When Will and Emmett started school here last year, the adjustment was relatively easy for both of them, because they had each other. The two boys had been playing together since toddlerhood, as their families are neighborhood friends. In school they always got along fine with others, but chose each other as partners when an activity called for it. They would often join larger groups together and do fine. There was rarely a dispute between them, and if one came up, they easily settled it themselves. Both are very competent and otherwise independent little boys. They enjoyed being together, were excited by the same activities, and laughed at the same things. If one of the pair was out sick, the other would play well with different classmates, but the two were always happy to be reunited.

It's been about a week since Emmett first latched on to Louis and dropped Will. The two old friends didn't have a spat, as far as I know. Suddenly a loner, Will spends his time outside riding a trike or climbing on the jungle gym. Indoors, he looks at books, some of which he "reads" aloud from memory to no one in particular. He's attentive at group time, answers questions, and has brief conversations-but generally keeps to himself.
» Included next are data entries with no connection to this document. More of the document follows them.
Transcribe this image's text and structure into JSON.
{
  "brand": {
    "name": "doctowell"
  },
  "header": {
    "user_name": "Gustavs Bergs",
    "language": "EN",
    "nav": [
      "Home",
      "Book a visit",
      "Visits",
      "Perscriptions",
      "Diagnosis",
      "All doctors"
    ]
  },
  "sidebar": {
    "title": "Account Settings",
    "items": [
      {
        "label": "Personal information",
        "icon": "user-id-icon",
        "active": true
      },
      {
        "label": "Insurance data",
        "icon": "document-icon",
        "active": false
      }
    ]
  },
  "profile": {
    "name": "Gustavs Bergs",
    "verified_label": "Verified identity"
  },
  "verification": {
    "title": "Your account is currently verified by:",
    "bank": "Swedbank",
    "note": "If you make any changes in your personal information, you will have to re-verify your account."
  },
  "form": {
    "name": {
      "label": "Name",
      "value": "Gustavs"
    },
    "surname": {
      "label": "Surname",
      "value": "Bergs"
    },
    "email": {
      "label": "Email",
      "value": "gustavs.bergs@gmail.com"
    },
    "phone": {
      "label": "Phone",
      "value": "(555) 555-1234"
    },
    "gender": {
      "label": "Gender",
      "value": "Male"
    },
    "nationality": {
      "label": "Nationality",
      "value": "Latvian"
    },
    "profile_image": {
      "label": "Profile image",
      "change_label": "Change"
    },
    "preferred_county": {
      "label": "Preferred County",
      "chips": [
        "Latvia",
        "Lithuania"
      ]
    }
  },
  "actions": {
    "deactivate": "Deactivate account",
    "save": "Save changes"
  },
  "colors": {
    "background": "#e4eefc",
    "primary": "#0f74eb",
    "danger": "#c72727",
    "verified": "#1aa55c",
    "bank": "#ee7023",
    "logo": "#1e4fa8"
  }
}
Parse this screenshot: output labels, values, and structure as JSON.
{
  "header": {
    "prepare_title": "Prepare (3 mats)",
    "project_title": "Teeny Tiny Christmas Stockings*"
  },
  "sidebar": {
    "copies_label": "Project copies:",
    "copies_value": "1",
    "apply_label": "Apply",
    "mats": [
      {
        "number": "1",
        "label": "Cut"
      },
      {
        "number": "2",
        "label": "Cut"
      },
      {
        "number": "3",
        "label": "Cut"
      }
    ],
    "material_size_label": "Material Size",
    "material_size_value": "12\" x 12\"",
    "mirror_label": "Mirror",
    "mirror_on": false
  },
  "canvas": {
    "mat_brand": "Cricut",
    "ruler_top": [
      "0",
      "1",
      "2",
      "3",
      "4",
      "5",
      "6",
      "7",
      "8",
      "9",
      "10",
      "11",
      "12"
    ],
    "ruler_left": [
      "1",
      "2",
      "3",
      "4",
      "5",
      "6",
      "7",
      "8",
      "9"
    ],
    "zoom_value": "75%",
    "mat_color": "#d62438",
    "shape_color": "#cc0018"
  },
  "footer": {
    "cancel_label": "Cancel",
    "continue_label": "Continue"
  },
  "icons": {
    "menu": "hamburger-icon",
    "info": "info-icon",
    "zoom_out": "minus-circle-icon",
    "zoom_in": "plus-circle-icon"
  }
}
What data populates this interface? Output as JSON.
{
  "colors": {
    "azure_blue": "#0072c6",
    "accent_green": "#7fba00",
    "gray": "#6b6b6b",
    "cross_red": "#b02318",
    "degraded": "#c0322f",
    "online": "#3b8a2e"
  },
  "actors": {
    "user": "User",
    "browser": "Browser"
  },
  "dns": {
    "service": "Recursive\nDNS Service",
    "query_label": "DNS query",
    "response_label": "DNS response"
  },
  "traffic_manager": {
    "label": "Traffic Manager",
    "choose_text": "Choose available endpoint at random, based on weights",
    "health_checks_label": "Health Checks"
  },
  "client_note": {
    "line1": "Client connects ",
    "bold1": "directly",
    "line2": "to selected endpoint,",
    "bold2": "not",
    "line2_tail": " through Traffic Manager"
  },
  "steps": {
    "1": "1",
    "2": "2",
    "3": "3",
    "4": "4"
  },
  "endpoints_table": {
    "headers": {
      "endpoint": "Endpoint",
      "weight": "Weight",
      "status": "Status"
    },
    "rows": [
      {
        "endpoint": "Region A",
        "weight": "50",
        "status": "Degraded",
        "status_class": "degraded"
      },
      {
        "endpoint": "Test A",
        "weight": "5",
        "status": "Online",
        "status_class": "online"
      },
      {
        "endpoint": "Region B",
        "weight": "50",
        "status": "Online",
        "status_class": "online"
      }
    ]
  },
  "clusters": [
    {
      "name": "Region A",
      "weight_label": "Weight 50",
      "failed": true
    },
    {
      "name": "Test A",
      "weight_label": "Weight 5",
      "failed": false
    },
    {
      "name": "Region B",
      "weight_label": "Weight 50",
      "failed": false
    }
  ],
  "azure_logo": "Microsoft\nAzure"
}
His great spirit has certainly been muted. I know he must be hurting, but I don't know how to help him or whether he would even accept my help.

The Parents' Story

My heart goes out to our son, Will. Until about a week ago, he had been a happy child, even taking disappointments like rained-out ball games in stride. There was always something fun for him to do, because his pal Emmett lives two doors away. The boys have been friends since they were babies. They easily settle their minor disagreements. Our family members have become friends, and we have lots of get-togethers.

Lately, though, Emmett has turned his back on Will. No one understands why. I didn't say anything to her, but Emmett's mom told me how sorry she is. For the last week, Emmett has spent all his after-school time with Louis, another boy from their class. Once or twice, Will complained to me, but usually he prefers not to talk about it. He's keeping busy at home, but not playing outdoors much. I guess this is because he can see Emmett and Louis in Emmett's yard. You'd think they'd invite Will to join them. Frankly, I'm disappointed in my friend for not urging her son to do that. Most of all, I feel frustrated at not being able to protect my boy from this painful rejection. Any advice is welcome.

Dr. Brokin's Assessment

Such is childhood-and such is life. Even best friends can be fickle. We'll never know what about Louis has lured Emmett away from his friend, or whether it has anything to do with the new buddy himself. A surge for freedom can overtake longstanding attachments, as most adults have learned the hard way. This may be Emmett's emancipation cry or just a flexing of his mental muscles. His new friendship may or may not last. But he should be guided about the importance of loyalty. Emmett needs to know that the abrupt and total abandonment of Will is not acceptable to the adults he respects.

What Can the Teacher Do?

The time has come to have a friendly chat with Emmett. The teacher should take him aside, out of earshot of Will. She can ask Emmett to explain, if he can, why he no longer wants to play with his longstanding best friend. Don't expect a forthright, sensible answer. It might go something like, '"Cause I want to play with Louis now." The normal egotism of early childhood may have shielded Emmett from considering the feelings of another-in this case, his good friend Will. This can be rectified without a burdensome guilt trip. Simply raise the following questions, "How do you think Will feels now that you don't play with him any more?" "How do you think you would feel if Will or now Louis stopped playing with you, just because one of them felt like it?" Hopefully, Emmett will have a sudden insight into how his behavior might have hurt Will.

The teacher can make some suggestions about playing together as a group of three, a bigger group at other times, or just two at other times, without hurting anyone's feelings. Also, gently guiding another child or two to befriend Will can have positive results. One thing is for sure: there is no denying that right now, Will has been hurt. Diversions may help, but he'll feel sad and mad about the loss for a while.

What Can the Parent Do?

Will's parent has considerably less influence on her son's former best friend than the teacher. And it's a touchy matter for the parent to take up with the offending boy's parent. What she can offer her child is her love, support, and some additional fun-time together. Although Will doesn't want to talk about it, she can say a word here or there about how well she understands the hurt he feels. She might bring up a brief story about having been in a similar spot when she was a child. She should think of one of Will's favorite activities, such as going to a ball game, and arrange to attend with other classmates or neighborhood friends. Although Will's trust in Emmett may never be recaptured, some of the old fun times may return.